National Amusements hits back against CBS' 'unlawful' actions in new court complaint

CBS
NAI said it does not intend to force a recombination of CBS and Viacom. (Sarah Ackerman/Flickr)

Shari Redstone’s National Amusements has filed a new complaint urging the court to block CBS’s proposal to dilute NAI’s voting shares, an action that NAI called “unlawful.”

In its complaint, NAI alleged that CBS’s proposed dividend, which would dilute NAI’s voting shares from 80% to about 20%, is invalid because it does not adhere to the company’s bylaws. The day before CBS’s board conditionally approved the dividend, NAI changes CBS’s bylaws to require a 90% super majority vote to approve actions such as the dividend.

NAI also alleged that the dividend is invalid because it violates CBS’s charter and because it is based on the recommendation of CBS’s special committee, which NAI said was formed only to consider the potential remerger of CBS and Viacom.

“As NAI’s complaint makes clear there was no ‘threat’ or ‘interference,’ and indeed there was no action that could possibly warrant the CBS directors’ unprecedented, unjustified, and unlawful efforts to unilaterally dilute NAI’s voting rights. Unlike CBS’ complaint, NAI’s complaint is based on actual facts. Those facts demonstrate that CBS’ allegations are false, and that the CBS board and special committee took their actions not in response to any genuine threat, but instead because Les Moonves has tired of having a controlling shareholder. While Les Moonves is an extremely capable television executive, neither he, nor the board acting at his behest, is entitled to strip NAI of its voting control,” NAI said in a statement.

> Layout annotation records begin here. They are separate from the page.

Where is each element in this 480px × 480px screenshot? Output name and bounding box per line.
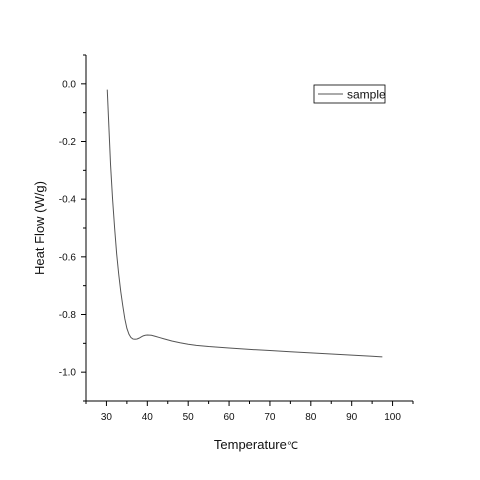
legend-label-sample: sample (347, 88, 386, 102)
x-tick-label: 80 (305, 412, 317, 423)
x-axis-title-text: Temperature (214, 437, 287, 452)
x-tick-label: 30 (101, 412, 113, 423)
x-tick-label: 100 (384, 412, 401, 423)
y-tick-label: -0.2 (59, 137, 77, 148)
y-tick-label: -0.6 (59, 252, 77, 263)
x-tick-label: 60 (224, 412, 236, 423)
legend: sample (313, 84, 386, 104)
y-tick-label: -1.0 (59, 368, 77, 379)
x-axis-title-unit: ℃ (287, 441, 298, 452)
x-tick-label: 70 (264, 412, 276, 423)
y-tick-label: -0.8 (59, 310, 77, 321)
y-tick-label: -0.4 (59, 195, 77, 206)
x-axis-ticks: 30 40 50 60 70 80 90 100 (85, 401, 414, 423)
x-tick-label: 40 (142, 412, 154, 423)
legend-box (313, 84, 386, 104)
x-axis-title: Temperature℃ (214, 437, 298, 452)
x-tick-label: 50 (183, 412, 195, 423)
y-axis-ticks: 0.0 -0.2 -0.4 -0.6 -0.8 -1.0 (59, 54, 86, 402)
x-tick-label: 90 (346, 412, 358, 423)
series-line-sample (106, 89, 383, 358)
y-axis-title: Heat Flow (W/g) (32, 181, 47, 275)
y-tick-label: 0.0 (62, 79, 76, 90)
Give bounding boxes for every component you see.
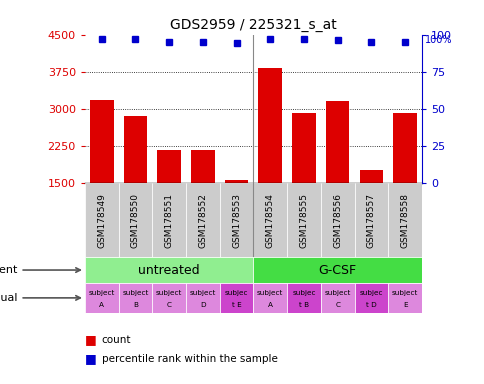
- Text: GSM178549: GSM178549: [97, 193, 106, 248]
- Text: subject: subject: [89, 290, 115, 296]
- Text: individual: individual: [0, 293, 80, 303]
- FancyBboxPatch shape: [287, 283, 320, 313]
- Text: GSM178558: GSM178558: [400, 193, 409, 248]
- Text: subject: subject: [391, 290, 417, 296]
- FancyBboxPatch shape: [354, 283, 387, 313]
- FancyBboxPatch shape: [253, 283, 287, 313]
- FancyBboxPatch shape: [219, 183, 253, 257]
- Text: subject: subject: [189, 290, 215, 296]
- Text: subject: subject: [122, 290, 148, 296]
- Text: t E: t E: [231, 303, 241, 308]
- Text: ■: ■: [85, 333, 96, 346]
- Text: subjec: subjec: [359, 290, 382, 296]
- Text: D: D: [199, 303, 205, 308]
- Bar: [224, 180, 248, 183]
- Text: A: A: [99, 303, 104, 308]
- Text: C: C: [334, 303, 339, 308]
- Text: t B: t B: [298, 303, 308, 308]
- FancyBboxPatch shape: [186, 183, 219, 257]
- Bar: [393, 113, 416, 183]
- Title: GDS2959 / 225321_s_at: GDS2959 / 225321_s_at: [170, 18, 336, 32]
- Text: subject: subject: [156, 290, 182, 296]
- Text: subjec: subjec: [225, 290, 248, 296]
- FancyBboxPatch shape: [152, 183, 186, 257]
- Text: GSM178556: GSM178556: [333, 193, 342, 248]
- FancyBboxPatch shape: [118, 183, 152, 257]
- FancyBboxPatch shape: [85, 257, 253, 283]
- Text: 100%: 100%: [424, 35, 452, 45]
- FancyBboxPatch shape: [287, 183, 320, 257]
- FancyBboxPatch shape: [387, 183, 421, 257]
- Text: ■: ■: [85, 353, 96, 366]
- Bar: [90, 100, 113, 183]
- FancyBboxPatch shape: [354, 183, 387, 257]
- Text: untreated: untreated: [138, 263, 199, 276]
- Bar: [359, 170, 382, 183]
- Text: t D: t D: [365, 303, 376, 308]
- FancyBboxPatch shape: [186, 283, 219, 313]
- FancyBboxPatch shape: [253, 183, 287, 257]
- Bar: [291, 113, 315, 183]
- Text: G-CSF: G-CSF: [318, 263, 356, 276]
- FancyBboxPatch shape: [152, 283, 186, 313]
- FancyBboxPatch shape: [85, 183, 118, 257]
- Bar: [258, 68, 282, 183]
- Text: percentile rank within the sample: percentile rank within the sample: [102, 354, 277, 364]
- Text: GSM178557: GSM178557: [366, 193, 375, 248]
- FancyBboxPatch shape: [387, 283, 421, 313]
- Text: subject: subject: [324, 290, 350, 296]
- Text: GSM178551: GSM178551: [164, 193, 173, 248]
- FancyBboxPatch shape: [320, 183, 354, 257]
- Text: GSM178553: GSM178553: [231, 193, 241, 248]
- Text: subjec: subjec: [292, 290, 315, 296]
- FancyBboxPatch shape: [320, 283, 354, 313]
- Text: A: A: [267, 303, 272, 308]
- Text: C: C: [166, 303, 171, 308]
- Text: E: E: [402, 303, 407, 308]
- FancyBboxPatch shape: [253, 257, 421, 283]
- Text: GSM178554: GSM178554: [265, 193, 274, 248]
- FancyBboxPatch shape: [85, 283, 118, 313]
- Text: GSM178552: GSM178552: [198, 193, 207, 248]
- Text: B: B: [133, 303, 137, 308]
- FancyBboxPatch shape: [118, 283, 152, 313]
- FancyBboxPatch shape: [219, 283, 253, 313]
- Text: agent: agent: [0, 265, 80, 275]
- Text: subject: subject: [257, 290, 283, 296]
- Bar: [191, 150, 214, 183]
- Text: count: count: [102, 335, 131, 345]
- Bar: [325, 101, 349, 183]
- Bar: [157, 150, 181, 183]
- Text: GSM178550: GSM178550: [131, 193, 140, 248]
- Text: GSM178555: GSM178555: [299, 193, 308, 248]
- Bar: [123, 116, 147, 183]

RELATED: Editor’s Corner—Viacom might just be OK without CBS

NAI said it does not intend to force a recombination of CBS and Viacom, and that Redstone had already determined and advised a special committee of Viacom’s board that NAI no longer supported a merger. If the merger had happened, NAI said that Redstone told Moonves that NAI would consider relinquishing its controlling interest.

Last week, CBS told the Delaware Court of Chancery that NAI’s bylaw amendments were not effective at the time of the special meeting of the CBS board of directors. According to CBS, NAI’s written consent toward the bylaw amendments, which was submitted the day before the special meeting, needs at least 20 days before it can become effective.

“The existing controversy regarding the effectiveness of the Purported Bylaw Amendments is substantial, justiciable, and of sufficient immediacy to warrant the issuance of a declaratory judgment. The judgment will terminate the controversy and remove an uncertainty regarding the enforceability of the Purported Bylaw Amendments,” CBS wrote.